Small Guys Finish Last

Small practices lag behind big ones under MIPS

Small and rural medical practices didn’t fare nearly as well as their bigger, non-rural counterparts in the first year (2017) of the Quality Payment Program of the Centers for Medicare and Medicaid Services, researchers reported in Health Affairs.

Many large practices qualified as exceptional performers (mean and median CPS – composite performance score – of 74.37 and 90.29, respectively), while most small practices did not (mean and median CPS of 43.46 and 37.67, respectively). On average, rural practices performed worse than large practices (median CPS of 75.29 versus 90.29, respectively).

Nearly one in every five small practices (19 percent) in MIPS received negative payment adjustments compared to 5 percent of program participants overall. This could have occurred for a number of reasons, including limited ability to shoulder program reporting burden or a combined effect of inadequate risk adjustment in MIPS and high clinical or social complexity at smaller practices, according to the researchers.

Further research should examine why smaller practices appear to be at a systematic disadvantage, and policymakers should consider measures to avoid unfairly penalizing these practices in MIPS, they concluded.

Implemented through the Medicare Access and CHIP Reauthorization Act of 2015 (MACRA), QPP is a value-based payment program with two participation options: the MIPS track and the Alternative Payment Model (APM) track.

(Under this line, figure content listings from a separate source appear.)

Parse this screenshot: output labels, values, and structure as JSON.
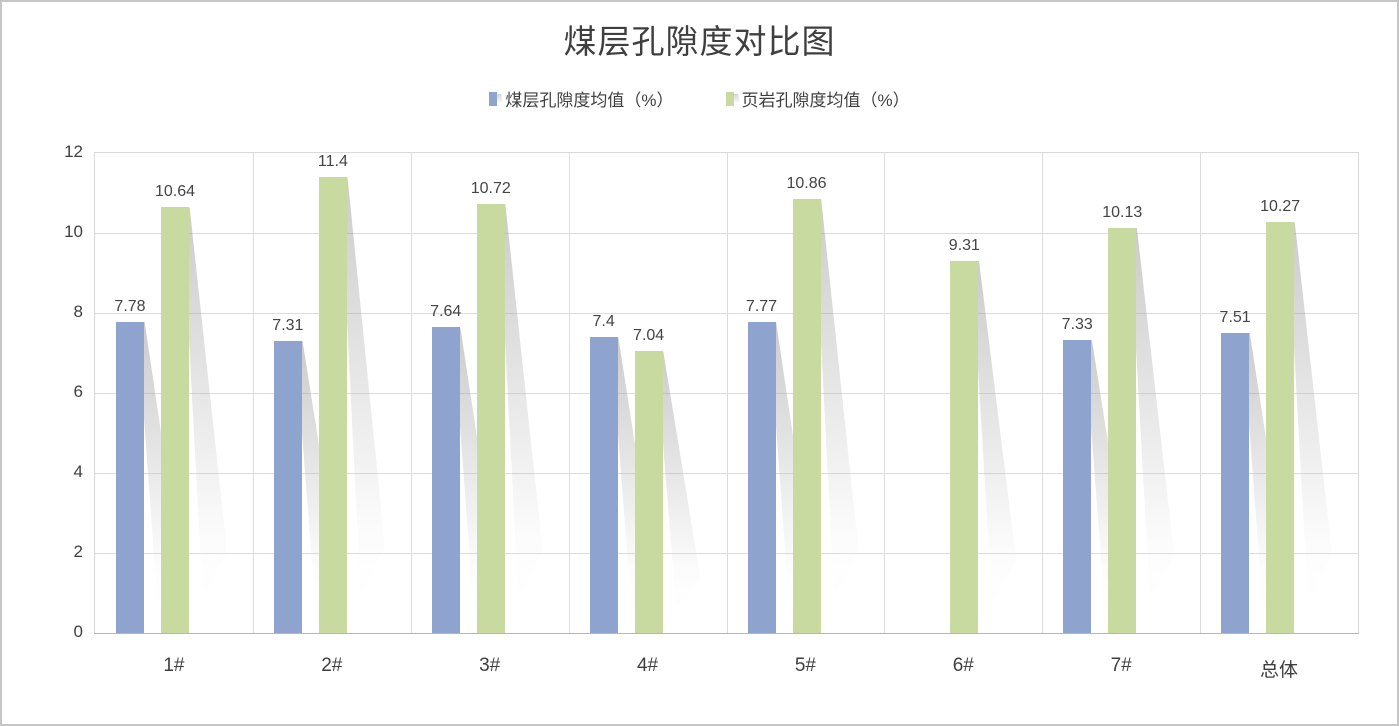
{
  "title": "煤层孔隙度对比图",
  "legend": [
    {
      "label": "煤层孔隙度均值（%）",
      "color": "#8EA4CE"
    },
    {
      "label": "页岩孔隙度均值（%）",
      "color": "#C9DAA0"
    }
  ],
  "chart_data": {
    "type": "bar",
    "title": "煤层孔隙度对比图",
    "categories": [
      "1#",
      "2#",
      "3#",
      "4#",
      "5#",
      "6#",
      "7#",
      "总体"
    ],
    "series": [
      {
        "name": "煤层孔隙度均值（%）",
        "color": "#8EA4CE",
        "values": [
          7.78,
          7.31,
          7.64,
          7.4,
          7.77,
          null,
          7.33,
          7.51
        ]
      },
      {
        "name": "页岩孔隙度均值（%）",
        "color": "#C9DAA0",
        "values": [
          10.64,
          11.4,
          10.72,
          7.04,
          10.86,
          9.31,
          10.13,
          10.27
        ]
      }
    ],
    "data_labels": true,
    "xlabel": "",
    "ylabel": "",
    "ylim": [
      0,
      12
    ],
    "yticks": [
      0,
      2,
      4,
      6,
      8,
      10,
      12
    ],
    "grid": true,
    "legend_position": "top",
    "bar_effect": "perspective-shadow"
  },
  "colors": {
    "grid": "#dcdcdc",
    "axis": "#b7b7b7",
    "text": "#3f3f3f",
    "frame": "#c6c6c6"
  }
}
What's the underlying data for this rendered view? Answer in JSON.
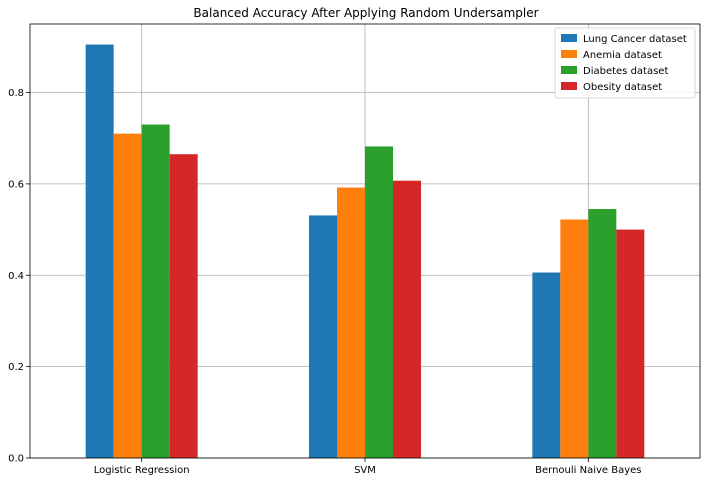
{
  "chart_data": {
    "type": "bar",
    "title": "Balanced Accuracy After Applying Random Undersampler",
    "xlabel": "",
    "ylabel": "",
    "categories": [
      "Logistic Regression",
      "SVM",
      "Bernouli Naive Bayes"
    ],
    "series": [
      {
        "name": "Lung Cancer dataset",
        "color": "#1f77b4",
        "values": [
          0.905,
          0.531,
          0.406
        ]
      },
      {
        "name": "Anemia dataset",
        "color": "#ff7f0e",
        "values": [
          0.71,
          0.592,
          0.522
        ]
      },
      {
        "name": "Diabetes dataset",
        "color": "#2ca02c",
        "values": [
          0.73,
          0.682,
          0.545
        ]
      },
      {
        "name": "Obesity dataset",
        "color": "#d62728",
        "values": [
          0.665,
          0.607,
          0.5
        ]
      }
    ],
    "ylim": [
      0,
      0.95
    ],
    "yticks": [
      "0.0",
      "0.2",
      "0.4",
      "0.6",
      "0.8"
    ],
    "ytick_values": [
      0.0,
      0.2,
      0.4,
      0.6,
      0.8
    ],
    "grid": true,
    "legend_position": "top-right"
  }
}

For MIPS, physicians earn a payment adjustment based on evidence that they provided high-quality, efficient care supported by technology. To do so, they must submit information in the following categories:

  • Quality (50 percent of final score), which measures health care processes, outcomes, and patient care experiences.
  • Promoting interoperability requirements (25 percent of final score), which promotes patient engagement and electronic exchange of information using certified electronic health record technology.
  • Improvement activities (15 percent of final score), a category that gauges participation in activities that improve clinical practice, such as expanding practice access, improving care coordination and promoting patient safety.
  • Cost (10 percent of final score). This category – new in 2018 – measures resources that clinicians use to care for patients, and the Medicare payments for care (items and services) given to a beneficiary during an episode of care.

Note because the “cost” category was new in 2018, it was not considered in the 2017 performance data.